NanoJMTEB-v2

Overview

NanoJMTEB-v2 is a compact Japanese retrieval group derived from JMTEB, MTEB, and related Japanese datasets. It covers Japanese casual web search, government FAQ matching, quiz-to-entity retrieval, answer-label retrieval, MIRACL and Mr. TyDi passage retrieval, long-document retrieval, and four Japanese NLP Journal paper-component matching tasks.
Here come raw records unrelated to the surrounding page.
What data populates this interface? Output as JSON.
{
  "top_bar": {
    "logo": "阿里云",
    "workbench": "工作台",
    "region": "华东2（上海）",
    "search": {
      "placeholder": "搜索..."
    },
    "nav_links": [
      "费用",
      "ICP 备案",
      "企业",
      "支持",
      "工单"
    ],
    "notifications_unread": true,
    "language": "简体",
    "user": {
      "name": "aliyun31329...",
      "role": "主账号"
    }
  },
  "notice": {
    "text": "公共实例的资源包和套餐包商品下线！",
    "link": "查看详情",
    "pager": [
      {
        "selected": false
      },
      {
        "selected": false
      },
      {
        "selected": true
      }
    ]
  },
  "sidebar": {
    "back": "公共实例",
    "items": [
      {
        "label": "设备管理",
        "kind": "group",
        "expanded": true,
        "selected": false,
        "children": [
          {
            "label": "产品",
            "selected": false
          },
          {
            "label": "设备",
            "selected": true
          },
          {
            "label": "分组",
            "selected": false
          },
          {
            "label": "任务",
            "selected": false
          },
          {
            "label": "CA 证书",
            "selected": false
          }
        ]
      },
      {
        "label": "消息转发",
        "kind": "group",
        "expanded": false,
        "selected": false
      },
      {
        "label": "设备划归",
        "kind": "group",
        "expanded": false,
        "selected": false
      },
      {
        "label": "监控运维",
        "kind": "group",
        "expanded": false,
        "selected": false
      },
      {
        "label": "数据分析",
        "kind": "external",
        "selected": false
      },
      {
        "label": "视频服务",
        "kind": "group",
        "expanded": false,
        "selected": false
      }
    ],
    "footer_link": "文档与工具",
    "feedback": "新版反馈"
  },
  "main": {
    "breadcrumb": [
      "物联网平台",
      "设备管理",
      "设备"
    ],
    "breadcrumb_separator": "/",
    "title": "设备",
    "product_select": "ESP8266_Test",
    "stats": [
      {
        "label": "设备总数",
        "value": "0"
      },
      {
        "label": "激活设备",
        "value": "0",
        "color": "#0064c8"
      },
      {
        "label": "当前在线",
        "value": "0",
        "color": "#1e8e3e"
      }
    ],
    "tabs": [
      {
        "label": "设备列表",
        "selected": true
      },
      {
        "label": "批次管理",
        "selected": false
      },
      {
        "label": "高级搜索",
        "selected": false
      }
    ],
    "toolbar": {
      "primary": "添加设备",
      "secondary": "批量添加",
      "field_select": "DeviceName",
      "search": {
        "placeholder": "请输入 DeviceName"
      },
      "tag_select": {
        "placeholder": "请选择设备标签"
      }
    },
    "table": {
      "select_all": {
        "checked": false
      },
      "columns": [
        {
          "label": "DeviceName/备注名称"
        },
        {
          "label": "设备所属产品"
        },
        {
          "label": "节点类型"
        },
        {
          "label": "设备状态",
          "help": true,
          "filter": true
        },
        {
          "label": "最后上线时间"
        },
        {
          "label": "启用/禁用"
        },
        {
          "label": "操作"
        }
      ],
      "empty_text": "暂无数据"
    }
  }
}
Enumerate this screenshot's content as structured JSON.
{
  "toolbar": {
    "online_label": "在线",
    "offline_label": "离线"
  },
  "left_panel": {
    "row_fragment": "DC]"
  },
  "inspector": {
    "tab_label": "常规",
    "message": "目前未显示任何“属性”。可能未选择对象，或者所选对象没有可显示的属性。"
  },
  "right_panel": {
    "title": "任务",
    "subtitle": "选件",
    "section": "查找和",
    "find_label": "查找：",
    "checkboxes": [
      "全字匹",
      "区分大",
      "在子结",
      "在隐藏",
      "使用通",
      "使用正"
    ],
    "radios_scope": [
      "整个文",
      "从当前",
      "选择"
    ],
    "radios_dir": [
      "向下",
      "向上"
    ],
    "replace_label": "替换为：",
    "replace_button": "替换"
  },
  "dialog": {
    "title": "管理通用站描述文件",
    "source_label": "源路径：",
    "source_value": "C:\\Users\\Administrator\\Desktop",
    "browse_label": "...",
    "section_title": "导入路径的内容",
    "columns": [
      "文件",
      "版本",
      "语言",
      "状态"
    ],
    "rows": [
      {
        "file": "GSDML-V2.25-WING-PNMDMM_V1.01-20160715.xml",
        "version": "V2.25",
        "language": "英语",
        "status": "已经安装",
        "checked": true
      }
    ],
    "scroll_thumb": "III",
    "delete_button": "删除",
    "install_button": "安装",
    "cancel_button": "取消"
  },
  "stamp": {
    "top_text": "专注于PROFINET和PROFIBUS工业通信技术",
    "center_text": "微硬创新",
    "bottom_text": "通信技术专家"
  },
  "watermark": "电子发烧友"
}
The group is useful because it is not simply Japanese passage retrieval. Some tasks retrieve short answer labels, some retrieve noisy web snippets or FAQ answers, some retrieve Wikipedia-like passages or full entity pages, and some match titles or abstracts to academic paper sections. BM25 exposes Japanese term and entity anchoring, dense retrieval tests semantic passage and label matching, and reranking_hybrid indicates whether sparse and dense retrieval recover complementary candidates.

What This Group Measures

JMTEB and MTEB define Japanese retrieval tasks for embedding evaluation. This Nano group collects several Japanese retrieval sources: JaCWIR, JaGovFaqs, JAQKET, Mintaka Japanese, MIRACL, Mr. TyDi, MultiLongDocRetrieval, and Japanese NLP Journal paper-component matching tasks.

The group measures Japanese retrieval robustness across target types. A relevant document may be a title/description snippet, an official FAQ answer, a Wikipedia entity page, a short answer label, an answer-bearing passage, a full long article, or an academic paper section. A model that works well on one of these surfaces may not work on the others.

Task Families

Web and FAQ retrieval: ja_cwir and ja_gov_faqs retrieve web snippets or government FAQ answers.
Entity and answer-label retrieval: jaqket retrieves entity pages from quiz clues, while mintaka_ja retrieves short answer labels.
Japanese passage retrieval: miracl_ja and mr_tidy_japanese retrieve answer-bearing Japanese passages with some multi-positive qrels.
Long-document retrieval: multi_long_doc_ja retrieves long documents from generated questions.
Academic component matching: the four nlpjournal_* tasks link titles, abstracts, introductions, and full articles from Japanese NLP papers.

Dataset Shape

NanoJMTEB-v2 contains 11 task pages, 2,200 queries, 64,140 split-local documents, and 2,432 positive qrel rows. Each split has 200 queries. Most tasks are single-positive; miracl_ja and mr_tidy_japanese contain multi-positive queries.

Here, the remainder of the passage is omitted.